Çeşitli ülkelerden, toplam 50 insan hakları savunucusunun (Dorfman, kitabında insan hakları savunucularından "militan" diye söz ediyor) deneyimlerinin aktarıldığı oyunun galası 19 Eylül 2000 tarihinde, Washington D.C'deki Kennedy Center'da yapıldı.
Oyun en son 14 Ocak 2005 tarihinde, Martin Luter King onuruna düzenlenen anma gecesinde sahnelendi. Tıpkı galada olduğu gibi, 14 Ocak'ta, Atlanta Ebenezer Church'teki oyun sırasında da, insan hakları savunucuları, kendilerini canlandıran oyunculardan sonra sahneye çıktı...
Bu, insan hakları savunucuları için olduğu kadar, "Hayatım boyunca bu seslere aracı olma fırsatını beklemiştim" diyen Dorfman için de unutulmaz bir andı.
Çünkü bu insanlar, sokaklarda hırpalanan öğrenciler, yasaklanan diller, cinsel tercihleri yüzünden aşağılanan, nefret edilen kadınlar, derisinin veya görüşlerinin rengi yüzünden öldürülen insanlar, harabeye çevrilen ormanlar, sansürlenen kitaplar, işkenceye uğrayan dostlar, kölelere dönüştürülen delikanlılar gördüler ve hiçbir karşılık beklemeden onların savunuculuğunu yaptılar.
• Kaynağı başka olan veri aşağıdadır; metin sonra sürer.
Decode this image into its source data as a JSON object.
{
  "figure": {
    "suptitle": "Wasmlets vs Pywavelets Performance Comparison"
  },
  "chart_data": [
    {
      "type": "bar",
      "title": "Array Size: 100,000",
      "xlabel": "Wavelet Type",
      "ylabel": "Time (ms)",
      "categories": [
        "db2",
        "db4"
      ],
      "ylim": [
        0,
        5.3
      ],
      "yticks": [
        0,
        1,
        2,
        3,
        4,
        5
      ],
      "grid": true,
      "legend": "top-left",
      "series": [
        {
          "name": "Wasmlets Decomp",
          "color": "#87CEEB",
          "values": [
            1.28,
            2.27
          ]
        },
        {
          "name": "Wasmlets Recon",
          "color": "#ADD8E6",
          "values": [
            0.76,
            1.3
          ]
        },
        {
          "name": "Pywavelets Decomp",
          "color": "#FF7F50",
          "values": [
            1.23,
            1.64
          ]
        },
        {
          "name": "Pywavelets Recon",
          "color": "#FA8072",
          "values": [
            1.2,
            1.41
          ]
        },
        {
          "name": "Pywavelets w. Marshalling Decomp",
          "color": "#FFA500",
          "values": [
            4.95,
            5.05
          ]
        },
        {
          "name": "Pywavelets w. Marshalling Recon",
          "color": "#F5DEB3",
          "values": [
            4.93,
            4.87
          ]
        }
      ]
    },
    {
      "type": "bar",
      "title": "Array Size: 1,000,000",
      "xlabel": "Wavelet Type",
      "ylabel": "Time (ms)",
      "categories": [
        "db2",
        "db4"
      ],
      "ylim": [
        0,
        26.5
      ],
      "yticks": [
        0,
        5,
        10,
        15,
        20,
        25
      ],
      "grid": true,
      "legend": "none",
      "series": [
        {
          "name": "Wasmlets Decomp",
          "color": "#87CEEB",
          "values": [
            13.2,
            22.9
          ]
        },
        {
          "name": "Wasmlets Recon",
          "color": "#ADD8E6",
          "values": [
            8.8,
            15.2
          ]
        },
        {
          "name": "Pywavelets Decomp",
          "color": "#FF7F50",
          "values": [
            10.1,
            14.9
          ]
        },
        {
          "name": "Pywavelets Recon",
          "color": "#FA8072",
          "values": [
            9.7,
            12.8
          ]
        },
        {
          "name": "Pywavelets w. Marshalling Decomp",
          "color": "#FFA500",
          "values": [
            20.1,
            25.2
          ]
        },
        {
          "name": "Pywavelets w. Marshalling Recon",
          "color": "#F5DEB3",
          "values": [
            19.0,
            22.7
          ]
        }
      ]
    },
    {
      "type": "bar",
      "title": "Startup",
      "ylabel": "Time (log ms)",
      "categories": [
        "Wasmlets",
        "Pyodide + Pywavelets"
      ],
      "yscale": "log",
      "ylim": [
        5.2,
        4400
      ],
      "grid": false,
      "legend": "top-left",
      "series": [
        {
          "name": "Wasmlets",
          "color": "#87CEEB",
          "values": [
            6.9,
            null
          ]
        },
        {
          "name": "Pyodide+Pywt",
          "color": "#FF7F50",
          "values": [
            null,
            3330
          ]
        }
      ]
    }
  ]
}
Yazarın kendisi de Şili'deki diktatörlük sırasında çok sayıda arkadaşını yitirmiş, kendisi de uzun yıllar boyunca sürgünde yaşamış. Buna karşın Dorfman, "nutuk çekmeden", "birşeyi kanıtlamaya çalışmadan da" insan haklarının savunulabileceğini göstermeye çalıştığını ve oyunu yazarken buna özellikle özen gösterdiğini söylüyor.
Uğursuz bir ses
Dorfman'ın "Başka Bir Dünya İçin Manifesto"sunda canlandırılan iki Türkiyeli insan hakları savunucusu da var: Avukat Sezgin Tanrıkulu ve Şenal Sarıhan.
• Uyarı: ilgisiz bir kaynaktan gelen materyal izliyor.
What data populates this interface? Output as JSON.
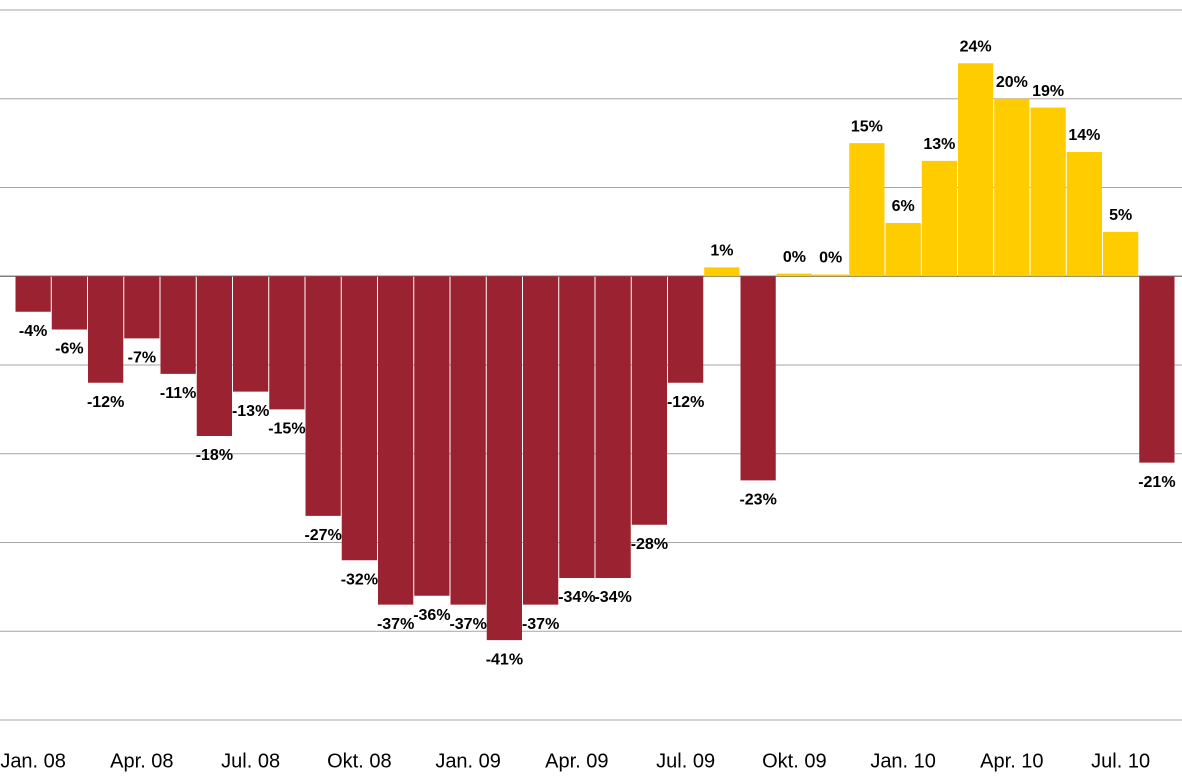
{
  "chart_data": {
    "type": "bar",
    "categories": [
      "Jan. 08",
      null,
      null,
      "Apr. 08",
      null,
      null,
      "Jul. 08",
      null,
      null,
      "Okt. 08",
      null,
      null,
      "Jan. 09",
      null,
      null,
      "Apr. 09",
      null,
      null,
      "Jul. 09",
      null,
      null,
      "Okt. 09",
      null,
      null,
      "Jan. 10",
      null,
      null,
      "Apr. 10",
      null,
      null,
      "Jul. 10",
      null
    ],
    "values": [
      -4,
      -6,
      -12,
      -7,
      -11,
      -18,
      -13,
      -15,
      -27,
      -32,
      -37,
      -36,
      -37,
      -41,
      -37,
      -34,
      -34,
      -28,
      -12,
      1,
      -23,
      0.3,
      0.2,
      15,
      6,
      13,
      24,
      20,
      19,
      14,
      5,
      -21
    ],
    "value_labels": [
      "-4%",
      "-6%",
      "-12%",
      "-7%",
      "-11%",
      "-18%",
      "-13%",
      "-15%",
      "-27%",
      "-32%",
      "-37%",
      "-36%",
      "-37%",
      "-41%",
      "-37%",
      "-34%",
      "-34%",
      "-28%",
      "-12%",
      "1%",
      "-23%",
      "0%",
      "0%",
      "15%",
      "6%",
      "13%",
      "24%",
      "20%",
      "19%",
      "14%",
      "5%",
      "-21%"
    ],
    "color_positive": "#ffcc00",
    "color_negative": "#9b2230",
    "ylim": [
      -50,
      30
    ],
    "yticks": [
      -50,
      -40,
      -30,
      -20,
      -10,
      0,
      10,
      20,
      30
    ],
    "grid": true
  }
}
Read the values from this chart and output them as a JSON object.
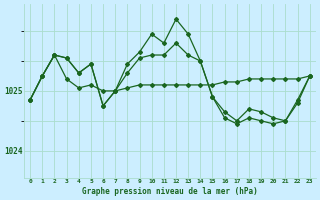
{
  "title": "Graphe pression niveau de la mer (hPa)",
  "bg_color": "#cceeff",
  "grid_color": "#aaddcc",
  "line_color": "#1a6620",
  "x_labels": [
    "0",
    "1",
    "2",
    "3",
    "4",
    "5",
    "6",
    "7",
    "8",
    "9",
    "10",
    "11",
    "12",
    "13",
    "14",
    "15",
    "16",
    "17",
    "18",
    "19",
    "20",
    "21",
    "22",
    "23"
  ],
  "yticks": [
    1024,
    1025
  ],
  "ylim": [
    1023.55,
    1026.45
  ],
  "series1": [
    1024.85,
    1025.25,
    1025.6,
    1025.2,
    1025.05,
    1025.1,
    1025.0,
    1025.0,
    1025.05,
    1025.1,
    1025.1,
    1025.1,
    1025.1,
    1025.1,
    1025.1,
    1025.1,
    1025.15,
    1025.15,
    1025.2,
    1025.2,
    1025.2,
    1025.2,
    1025.2,
    1025.25
  ],
  "series2": [
    1024.85,
    1025.25,
    1025.6,
    1025.55,
    1025.3,
    1025.45,
    1024.75,
    1025.0,
    1025.45,
    1025.65,
    1025.95,
    1025.8,
    1026.2,
    1025.95,
    1025.5,
    1024.9,
    1024.55,
    1024.45,
    1024.55,
    1024.5,
    1024.45,
    1024.5,
    1024.8,
    1025.25
  ],
  "series3": [
    1024.85,
    1025.25,
    1025.6,
    1025.55,
    1025.3,
    1025.45,
    1024.75,
    1025.0,
    1025.3,
    1025.55,
    1025.6,
    1025.6,
    1025.8,
    1025.6,
    1025.5,
    1024.9,
    1024.65,
    1024.5,
    1024.7,
    1024.65,
    1024.55,
    1024.5,
    1024.85,
    1025.25
  ]
}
Çünkü Şenal Sarıhan, "Türkiye'deki çocuk mahkûmların yanı sıra, siyasi mahkûmları da bıkıp usanmaksızın savunmuş bir avukat. Hapishane duvarları dışındaki hayatın bir gün nasıl olabileceğini hatırlasınlar diye, şafak sökmeden yatağından kalkar, çiçekler toplayıp küçük mahkûmlara götürürmüş..."
Sezgin Tanrıkulu da, Güneydoğu'daki insan hakları ihlallerine karşı, canı pahasına mücadele etmiş, korkmadan, us(l)anmadan, işkencecilerin gözlerinin içine bakmış ve tekrar gözlerinin içine bakmış ve onlardan daha cesur olduğunu hissetmiş.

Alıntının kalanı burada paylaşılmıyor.